Every man has his limits.

My grandiose plans for the day were aborted this morning when I locked myself out of the house. Our flat is on the third floor so squeezing through a window was out of the question, and after hopping our 15-foot gate and squeezing through its greedy wrought iron spikes I discovered that yes, the back door was locked as well. I took the BART into downtown so I could grab my roommate’s keys, and by the time I had sorted myself out of my little predicament it was too late to leave on my prescribed bike ride.

Oh well.

This evening I went to Adaptive Path to learn about Mobile Literacy, a research and design project where they traveled to rural India to understand how illiterate users interact with mobile technology. It’s a fascinating project, with strong currents of cultural sensitivity, social justice, and the role that empathy should play in design. Their blog continues to reveal further details regarding Mobile Literacy, so it’s worth a look if you’re into this sort of thing.

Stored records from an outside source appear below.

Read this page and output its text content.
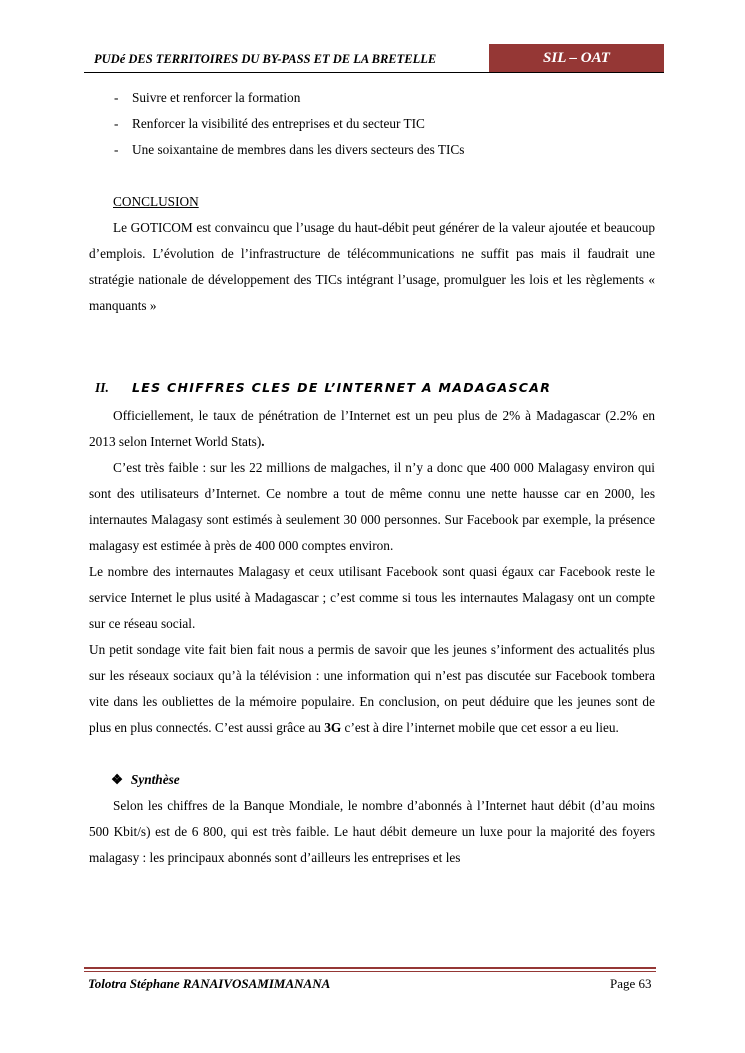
PUDé DES TERRITOIRES DU BY-PASS ET DE LA BRETELLE	SIL – OAT
- Suivre et renforcer la formation
- Renforcer la visibilité des entreprises et du secteur TIC
- Une soixantaine de membres dans les divers secteurs des TICs
CONCLUSION

Le GOTICOM est convaincu que l’usage du haut-débit peut générer de la valeur ajoutée et beaucoup d’emplois. L’évolution de l’infrastructure de télécommunications ne suffit pas mais il faudrait une stratégie nationale de développement des TICs intégrant l’usage, promulguer les lois et les règlements « manquants »

II. LES CHIFFRES CLES DE L’INTERNET A MADAGASCAR

Officiellement, le taux de pénétration de l’Internet est un peu plus de 2% à Madagascar (2.2% en 2013 selon Internet World Stats).

C’est très faible : sur les 22 millions de malgaches, il n’y a donc que 400 000 Malagasy environ qui sont des utilisateurs d’Internet. Ce nombre a tout de même connu une nette hausse car en 2000, les internautes Malagasy sont estimés à seulement 30 000 personnes. Sur Facebook par exemple, la présence malagasy est estimée à près de 400 000 comptes environ.

Le nombre des internautes Malagasy et ceux utilisant Facebook sont quasi égaux car Facebook reste le service Internet le plus usité à Madagascar ; c’est comme si tous les internautes Malagasy ont un compte sur ce réseau social.

Un petit sondage vite fait bien fait nous a permis de savoir que les jeunes s’informent des actualités plus sur les réseaux sociaux qu’à la télévision : une information qui n’est pas discutée sur Facebook tombera vite dans les oubliettes de la mémoire populaire. En conclusion, on peut déduire que les jeunes sont de plus en plus connectés. C’est aussi grâce au 3G c’est à dire l’internet mobile que cet essor a eu lieu.

❖ Synthèse

Selon les chiffres de la Banque Mondiale, le nombre d’abonnés à l’Internet haut débit (d’au moins 500 Kbit/s) est de 6 800, qui est très faible. Le haut débit demeure un luxe pour la majorité des foyers malagasy : les principaux abonnés sont d’ailleurs les entreprises et les

Tolotra Stéphane RANAIVOSAMIMANANA	Page 63
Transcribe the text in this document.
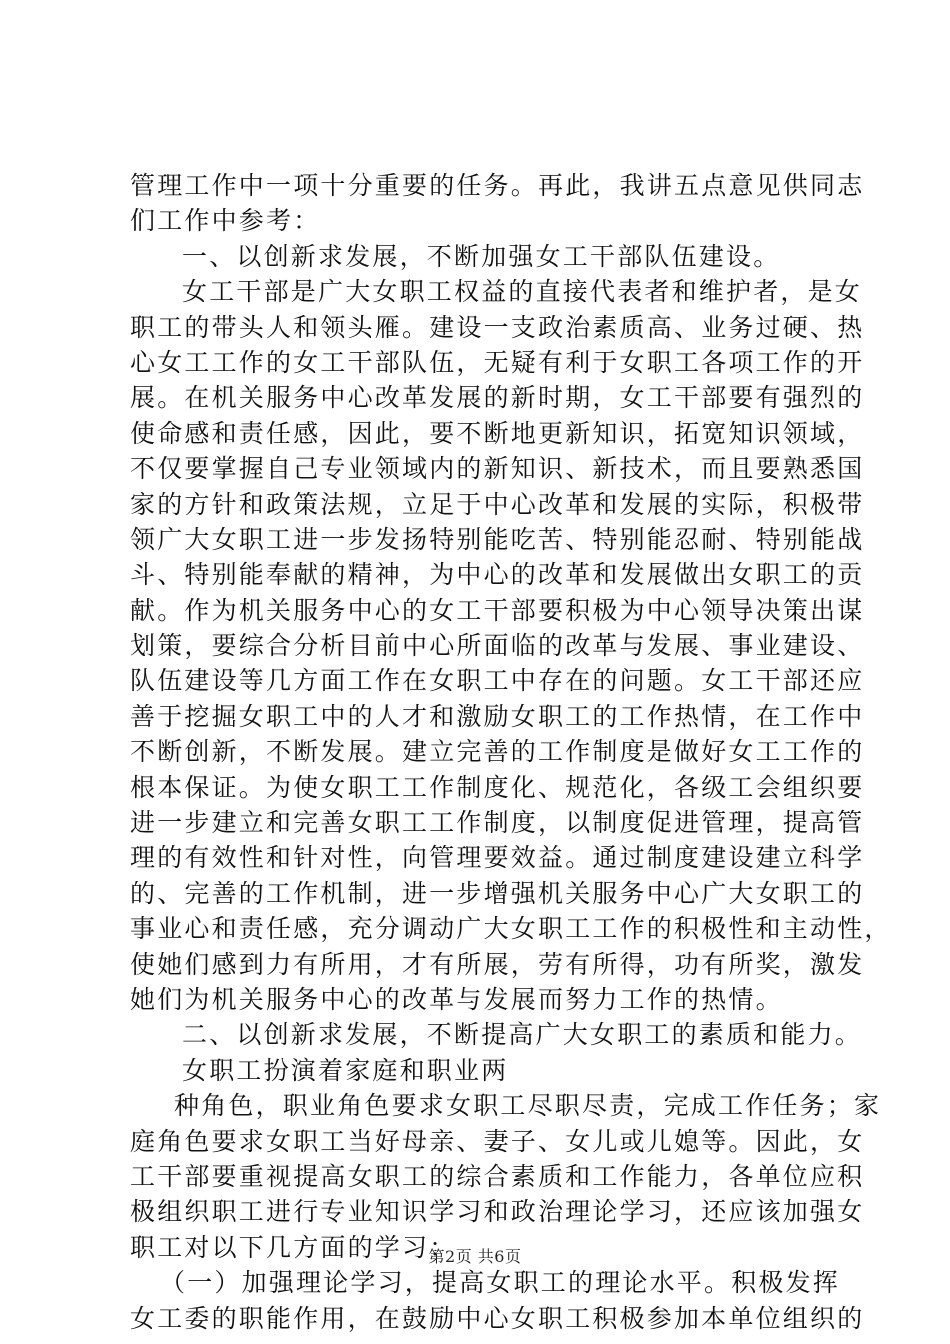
管理工作中一项十分重要的任务。再此，我讲五点意见供同志
们工作中参考：
一、以创新求发展，不断加强女工干部队伍建设。
女工干部是广大女职工权益的直接代表者和维护者，是女
职工的带头人和领头雁。建设一支政治素质高、业务过硬、热
心女工工作的女工干部队伍，无疑有利于女职工各项工作的开
展。在机关服务中心改革发展的新时期，女工干部要有强烈的
使命感和责任感，因此，要不断地更新知识，拓宽知识领域，
不仅要掌握自己专业领域内的新知识、新技术，而且要熟悉国
家的方针和政策法规，立足于中心改革和发展的实际，积极带
领广大女职工进一步发扬特别能吃苦、特别能忍耐、特别能战
斗、特别能奉献的精神，为中心的改革和发展做出女职工的贡
献。作为机关服务中心的女工干部要积极为中心领导决策出谋
划策，要综合分析目前中心所面临的改革与发展、事业建设、
队伍建设等几方面工作在女职工中存在的问题。女工干部还应
善于挖掘女职工中的人才和激励女职工的工作热情，在工作中
不断创新，不断发展。建立完善的工作制度是做好女工工作的
根本保证。为使女职工工作制度化、规范化，各级工会组织要
进一步建立和完善女职工工作制度，以制度促进管理，提高管
理的有效性和针对性，向管理要效益。通过制度建设建立科学
的、完善的工作机制，进一步增强机关服务中心广大女职工的
事业心和责任感，充分调动广大女职工工作的积极性和主动性，
使她们感到力有所用，才有所展，劳有所得，功有所奖，激发
她们为机关服务中心的改革与发展而努力工作的热情。
二、以创新求发展，不断提高广大女职工的素质和能力。
女职工扮演着家庭和职业两
种角色，职业角色要求女职工尽职尽责，完成工作任务；家
庭角色要求女职工当好母亲、妻子、女儿或儿媳等。因此，女
工干部要重视提高女职工的综合素质和工作能力，各单位应积
极组织职工进行专业知识学习和政治理论学习，还应该加强女
职工对以下几方面的学习：
（一）加强理论学习，提高女职工的理论水平。积极发挥
女工委的职能作用，在鼓励中心女职工积极参加本单位组织的
第2页 共6页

What’s super cool is that Adaptive Path has released all of their primary research under a Creative Commons license. Research findings, interview videos and transcripts, the whole shebang is open for you to study and pick apart, firsthand.

Their process culminated in two proposed devices. One is the MobilGlyph concept, which aims to make data tangible by sharing it through two-dimensional bar codes, similar to Cheng Fan’s wayshowing work last semester. The other is the Steampunk concept, which aims to make the functions of the phone as physical as possible, granting them affordances that invite dismantling and tinkering.

Finally, it’s been nearly five years but it still rings true today. Jeffrey Veen is still larger in life than he is in legend. We are lucky that he is such a kind and gentle soul, because he could very well crush every last one of us. Fortunately, instead of scheming how easily he could mash humanity into a fine paste, he directs his energies into building amazing things like Typekit, which stands to revolutionize how you use typefaces (or “fonts”, for those of you who aren’t an insufferable snob like myself) on the web.

Yes, Jeff is a benevolent giant, but I am a man of small stature and predictable bitterness. Thus I will use these newly found typographical powers only for evil, blanketing the landscape with cruel renderings of Papyrus, Hobo and Copperplate.

But not Comic Sans. No one would dare go that far.